Speaking on his new and exclusive Eurosport series 'The Ronnie O'Sullivan Show', the man from Chigwell admits he was not certain about appearing at the Alexandra Palace.
"The Masters is a huge event for me, it’s London and it’s an event I love playing in because it’s got all the top quality players, and you know that every match is like a final really," says O'Sullivan on 'The Ronnie O'Sullivan Show', to be broadcast on British Eurosport 2 on Tuesday at 12:30 (UK time).
"So to win it, and do it in the way I did was unbelievable really.
"Not many people know that two days before the Masters I was going to pull out due to stress and exhaustion.
"Again, I’d played so much snooker in October, November, December I was playing as much as I could, but I couldn’t cope with the stress with everything that was going on, I was really struggling to be honest with you.
"I said to my mate, 'I couldn’t do it anymore, I’m not happy, I’m not enjoying it any more'. I felt like I was a slave to the snooker. I am trying to travel and be a father. I was trying to keep everyone happy and the stress of it all just became too much and I decided I didn’t want to live the next 10 years how I lived the previous five.
"I thought maybe I just turn up tomorrow, get beaten 6-0 and no one needs to know and I can plan my future back off of travelling and stop playing so much, and just and get hold of my life again, because everything was just spiralling out of control."

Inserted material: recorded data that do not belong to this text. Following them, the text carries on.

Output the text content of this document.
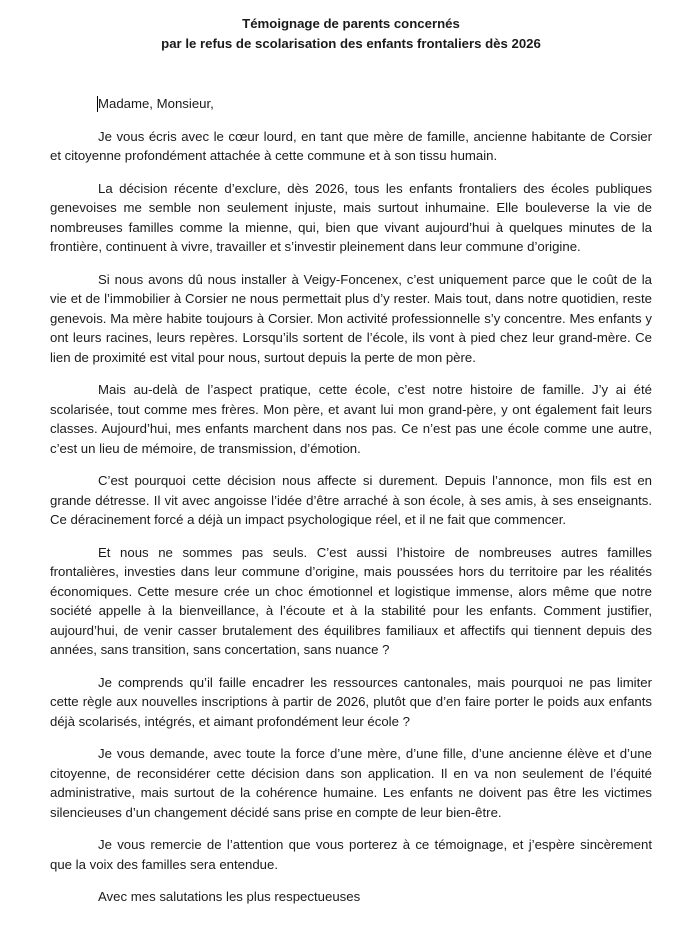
Témoignage de parents concernés
par le refus de scolarisation des enfants frontaliers dès 2026

Madame, Monsieur,

Je vous écris avec le cœur lourd, en tant que mère de famille, ancienne habitante de Corsier et citoyenne profondément attachée à cette commune et à son tissu humain.

La décision récente d’exclure, dès 2026, tous les enfants frontaliers des écoles publiques genevoises me semble non seulement injuste, mais surtout inhumaine. Elle bouleverse la vie de nombreuses familles comme la mienne, qui, bien que vivant aujourd’hui à quelques minutes de la frontière, continuent à vivre, travailler et s’investir pleinement dans leur commune d’origine.

Si nous avons dû nous installer à Veigy-Foncenex, c’est uniquement parce que le coût de la vie et de l’immobilier à Corsier ne nous permettait plus d’y rester. Mais tout, dans notre quotidien, reste genevois. Ma mère habite toujours à Corsier. Mon activité professionnelle s’y concentre. Mes enfants y ont leurs racines, leurs repères. Lorsqu’ils sortent de l’école, ils vont à pied chez leur grand-mère. Ce lien de proximité est vital pour nous, surtout depuis la perte de mon père.

Mais au-delà de l’aspect pratique, cette école, c’est notre histoire de famille. J’y ai été scolarisée, tout comme mes frères. Mon père, et avant lui mon grand-père, y ont également fait leurs classes. Aujourd’hui, mes enfants marchent dans nos pas. Ce n’est pas une école comme une autre, c’est un lieu de mémoire, de transmission, d’émotion.

C’est pourquoi cette décision nous affecte si durement. Depuis l’annonce, mon fils est en grande détresse. Il vit avec angoisse l’idée d’être arraché à son école, à ses amis, à ses enseignants. Ce déracinement forcé a déjà un impact psychologique réel, et il ne fait que commencer.

Et nous ne sommes pas seuls. C’est aussi l’histoire de nombreuses autres familles frontalières, investies dans leur commune d’origine, mais poussées hors du territoire par les réalités économiques. Cette mesure crée un choc émotionnel et logistique immense, alors même que notre société appelle à la bienveillance, à l’écoute et à la stabilité pour les enfants. Comment justifier, aujourd’hui, de venir casser brutalement des équilibres familiaux et affectifs qui tiennent depuis des années, sans transition, sans concertation, sans nuance ?

Je comprends qu’il faille encadrer les ressources cantonales, mais pourquoi ne pas limiter cette règle aux nouvelles inscriptions à partir de 2026, plutôt que d’en faire porter le poids aux enfants déjà scolarisés, intégrés, et aimant profondément leur école ?

Je vous demande, avec toute la force d’une mère, d’une fille, d’une ancienne élève et d’une citoyenne, de reconsidérer cette décision dans son application. Il en va non seulement de l’équité administrative, mais surtout de la cohérence humaine. Les enfants ne doivent pas être les victimes silencieuses d’un changement décidé sans prise en compte de leur bien-être.

Je vous remercie de l’attention que vous porterez à ce témoignage, et j’espère sincèrement que la voix des familles sera entendue.

Avec mes salutations les plus respectueuses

O'Sullivan begins his bid to equal Steve Davis' haul of six world titles at the Crucible in Sheffield in April. A third straight title would leave him one short of Stephen Hendry's record of seven in the modern era.

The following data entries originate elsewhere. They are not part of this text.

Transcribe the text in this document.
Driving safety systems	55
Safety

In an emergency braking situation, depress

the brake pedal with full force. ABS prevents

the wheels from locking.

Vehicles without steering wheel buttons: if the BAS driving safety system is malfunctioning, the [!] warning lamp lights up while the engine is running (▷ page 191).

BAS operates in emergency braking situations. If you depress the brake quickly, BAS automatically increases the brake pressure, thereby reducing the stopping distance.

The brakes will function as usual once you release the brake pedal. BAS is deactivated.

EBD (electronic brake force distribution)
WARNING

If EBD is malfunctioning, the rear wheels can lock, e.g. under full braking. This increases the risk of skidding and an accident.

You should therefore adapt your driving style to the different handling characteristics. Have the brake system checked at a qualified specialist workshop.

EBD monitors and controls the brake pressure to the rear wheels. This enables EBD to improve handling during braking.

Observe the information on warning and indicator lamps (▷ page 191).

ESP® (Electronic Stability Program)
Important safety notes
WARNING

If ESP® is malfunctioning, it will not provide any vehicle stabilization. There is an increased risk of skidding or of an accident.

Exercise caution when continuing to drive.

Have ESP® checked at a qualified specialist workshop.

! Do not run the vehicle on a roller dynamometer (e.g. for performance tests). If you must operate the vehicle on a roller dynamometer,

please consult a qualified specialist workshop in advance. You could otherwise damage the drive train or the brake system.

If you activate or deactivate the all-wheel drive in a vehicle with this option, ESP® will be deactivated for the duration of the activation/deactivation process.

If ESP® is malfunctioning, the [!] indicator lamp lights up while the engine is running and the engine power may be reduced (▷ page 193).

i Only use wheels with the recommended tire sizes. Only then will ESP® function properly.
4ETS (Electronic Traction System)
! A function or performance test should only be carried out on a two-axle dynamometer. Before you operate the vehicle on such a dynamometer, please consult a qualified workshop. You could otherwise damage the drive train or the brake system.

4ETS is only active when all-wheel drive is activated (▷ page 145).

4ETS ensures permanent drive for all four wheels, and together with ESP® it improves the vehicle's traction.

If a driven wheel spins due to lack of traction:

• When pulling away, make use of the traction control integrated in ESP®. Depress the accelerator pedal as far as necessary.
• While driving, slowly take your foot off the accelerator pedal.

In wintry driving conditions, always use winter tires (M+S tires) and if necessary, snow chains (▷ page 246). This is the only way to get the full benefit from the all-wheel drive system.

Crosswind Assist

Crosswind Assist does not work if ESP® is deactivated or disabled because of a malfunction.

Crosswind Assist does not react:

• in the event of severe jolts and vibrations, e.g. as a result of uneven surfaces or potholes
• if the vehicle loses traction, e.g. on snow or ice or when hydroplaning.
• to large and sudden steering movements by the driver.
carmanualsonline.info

He is hoping to emulate some of the form he produced in thumping Ricky Walden 6-0 in January.
O'Sullivan set a new points record of 556 points without reply against Walden in the Masters quarter-final, usurping the 495 compiled by China's former Masters champion Ding Junhui in a 6-0 drubbing of Stephen Hendry in the 2007 Premier League.
"I haven’t seen it back, but I remember thinking it was a tough match, and I remember Ricky starting off with a nice break of 30 odd, then I managed to clear up and I thought, 'bang that’s settled me down a bit'," said O'Sullivan.
"Then after that there’s only really one shot I remember from that match and that’s when I went into the pack, and had this red and I knew it wasn’t easy, it was into the middle but I thought I’m going to go for it, and if I thought I can pot that, then there’s nothing safe.
"I was hitting the ball with so much accuracy, I thought that everything I hit was going to go in."
The Ronnie O’Sullivan Show will be on British Eurosport 2 at 12.30pm on March 25.